We wanted to blur the boundaries between strangers’ personal space regions by providing them with an incentive for making contact with one another. Our first idea revolved around the idea of “twin” outlets - if a person wanted to charge their laptop, for instance, the outlet would not supply power unless its twin was also in use. We had discussed the idea of orienting the outlet in such a manner that it would force strangers to sit close to one another, and by restricting power to solitary individuals, we would also be forcing individuals to communicate with one another to reach their shared goal of charging their respective devices.
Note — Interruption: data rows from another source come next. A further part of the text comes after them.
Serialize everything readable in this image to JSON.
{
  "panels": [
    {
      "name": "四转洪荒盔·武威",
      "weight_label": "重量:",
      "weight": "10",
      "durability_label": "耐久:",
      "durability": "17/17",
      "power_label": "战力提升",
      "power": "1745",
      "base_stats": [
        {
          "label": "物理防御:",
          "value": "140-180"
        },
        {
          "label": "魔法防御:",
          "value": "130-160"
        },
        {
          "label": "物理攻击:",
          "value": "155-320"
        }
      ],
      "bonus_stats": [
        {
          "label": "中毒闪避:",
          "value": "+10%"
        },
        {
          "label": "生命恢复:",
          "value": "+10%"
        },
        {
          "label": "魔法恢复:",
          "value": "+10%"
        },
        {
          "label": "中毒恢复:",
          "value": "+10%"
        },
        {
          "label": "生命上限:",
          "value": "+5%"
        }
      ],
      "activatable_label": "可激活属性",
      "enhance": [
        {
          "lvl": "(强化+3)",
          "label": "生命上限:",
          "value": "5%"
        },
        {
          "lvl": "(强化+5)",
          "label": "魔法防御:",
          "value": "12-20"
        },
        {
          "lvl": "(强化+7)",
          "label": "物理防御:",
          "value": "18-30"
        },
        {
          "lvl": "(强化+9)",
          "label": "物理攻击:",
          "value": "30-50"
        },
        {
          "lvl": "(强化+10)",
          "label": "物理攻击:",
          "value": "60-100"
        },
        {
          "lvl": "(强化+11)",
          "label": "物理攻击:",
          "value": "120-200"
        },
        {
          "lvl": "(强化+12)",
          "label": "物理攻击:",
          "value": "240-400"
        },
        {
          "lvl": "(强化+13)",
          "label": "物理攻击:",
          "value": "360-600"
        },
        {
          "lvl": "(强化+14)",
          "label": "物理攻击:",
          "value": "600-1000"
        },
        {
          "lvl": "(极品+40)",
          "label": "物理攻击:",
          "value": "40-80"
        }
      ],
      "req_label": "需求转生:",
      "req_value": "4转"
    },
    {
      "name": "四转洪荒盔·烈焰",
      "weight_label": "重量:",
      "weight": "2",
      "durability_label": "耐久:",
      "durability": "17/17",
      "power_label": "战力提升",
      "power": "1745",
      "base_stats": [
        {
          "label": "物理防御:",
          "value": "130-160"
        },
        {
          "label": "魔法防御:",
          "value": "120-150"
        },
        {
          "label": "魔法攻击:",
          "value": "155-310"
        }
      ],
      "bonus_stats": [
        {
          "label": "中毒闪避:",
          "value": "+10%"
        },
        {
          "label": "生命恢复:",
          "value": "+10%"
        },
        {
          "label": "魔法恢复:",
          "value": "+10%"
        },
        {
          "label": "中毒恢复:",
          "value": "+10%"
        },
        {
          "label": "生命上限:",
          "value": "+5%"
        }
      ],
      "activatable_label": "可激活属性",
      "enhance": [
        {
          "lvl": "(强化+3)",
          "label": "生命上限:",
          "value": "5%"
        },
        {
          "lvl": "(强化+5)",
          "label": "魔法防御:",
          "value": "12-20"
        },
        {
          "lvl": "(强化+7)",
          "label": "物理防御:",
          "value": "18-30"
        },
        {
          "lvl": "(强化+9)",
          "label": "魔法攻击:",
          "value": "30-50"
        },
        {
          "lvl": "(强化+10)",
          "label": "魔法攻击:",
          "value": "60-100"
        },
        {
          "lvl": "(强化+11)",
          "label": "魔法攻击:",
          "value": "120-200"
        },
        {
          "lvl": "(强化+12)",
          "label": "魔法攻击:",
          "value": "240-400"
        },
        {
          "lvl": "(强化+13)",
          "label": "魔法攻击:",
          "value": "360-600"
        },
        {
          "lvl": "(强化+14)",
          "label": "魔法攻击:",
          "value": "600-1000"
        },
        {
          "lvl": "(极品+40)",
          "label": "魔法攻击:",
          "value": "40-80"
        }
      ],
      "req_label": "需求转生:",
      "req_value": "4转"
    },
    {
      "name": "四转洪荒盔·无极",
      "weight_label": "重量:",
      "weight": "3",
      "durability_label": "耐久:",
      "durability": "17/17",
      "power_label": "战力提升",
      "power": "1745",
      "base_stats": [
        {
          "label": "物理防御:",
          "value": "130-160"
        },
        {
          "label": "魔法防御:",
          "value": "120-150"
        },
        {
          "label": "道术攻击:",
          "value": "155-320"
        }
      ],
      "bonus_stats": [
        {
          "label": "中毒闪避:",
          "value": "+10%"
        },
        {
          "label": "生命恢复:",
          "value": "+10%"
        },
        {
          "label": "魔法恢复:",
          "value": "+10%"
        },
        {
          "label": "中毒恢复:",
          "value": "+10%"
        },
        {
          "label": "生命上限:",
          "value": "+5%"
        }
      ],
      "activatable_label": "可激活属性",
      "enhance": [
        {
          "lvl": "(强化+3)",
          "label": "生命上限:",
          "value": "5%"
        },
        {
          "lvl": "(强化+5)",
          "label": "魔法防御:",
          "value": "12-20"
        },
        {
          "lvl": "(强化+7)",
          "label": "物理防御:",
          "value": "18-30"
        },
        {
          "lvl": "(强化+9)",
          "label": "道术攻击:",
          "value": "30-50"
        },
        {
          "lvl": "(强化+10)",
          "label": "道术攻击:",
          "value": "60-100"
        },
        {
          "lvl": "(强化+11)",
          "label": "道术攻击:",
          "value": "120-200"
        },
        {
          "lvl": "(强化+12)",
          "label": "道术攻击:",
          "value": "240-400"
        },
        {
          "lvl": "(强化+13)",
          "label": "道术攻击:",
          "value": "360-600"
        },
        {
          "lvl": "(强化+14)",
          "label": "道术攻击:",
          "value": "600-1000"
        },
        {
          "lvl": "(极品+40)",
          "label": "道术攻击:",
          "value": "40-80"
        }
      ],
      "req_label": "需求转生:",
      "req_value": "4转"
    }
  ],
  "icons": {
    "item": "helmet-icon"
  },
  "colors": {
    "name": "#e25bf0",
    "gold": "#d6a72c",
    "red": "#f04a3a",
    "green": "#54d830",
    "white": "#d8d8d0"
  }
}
Other ideas at making strangers work collaboratively took on an element of “gamification.” Strangers could work together to race boats, play music, or change the configuration of the fountain’s water pumps.

Once the idea of allowing people to alter the fountain’s state entered our minds, we began to view the concept of personal space in a different light.We began to view personal space as a space in which a person feels a sense of ownership. People spend the vast majority of their time in public spaces in which everything has been predetermined for us. We wanted to give users some agency, a way to make a public space a bit more personal. From there we set out to build Kroebe, the fountain that recognizes and remembers you.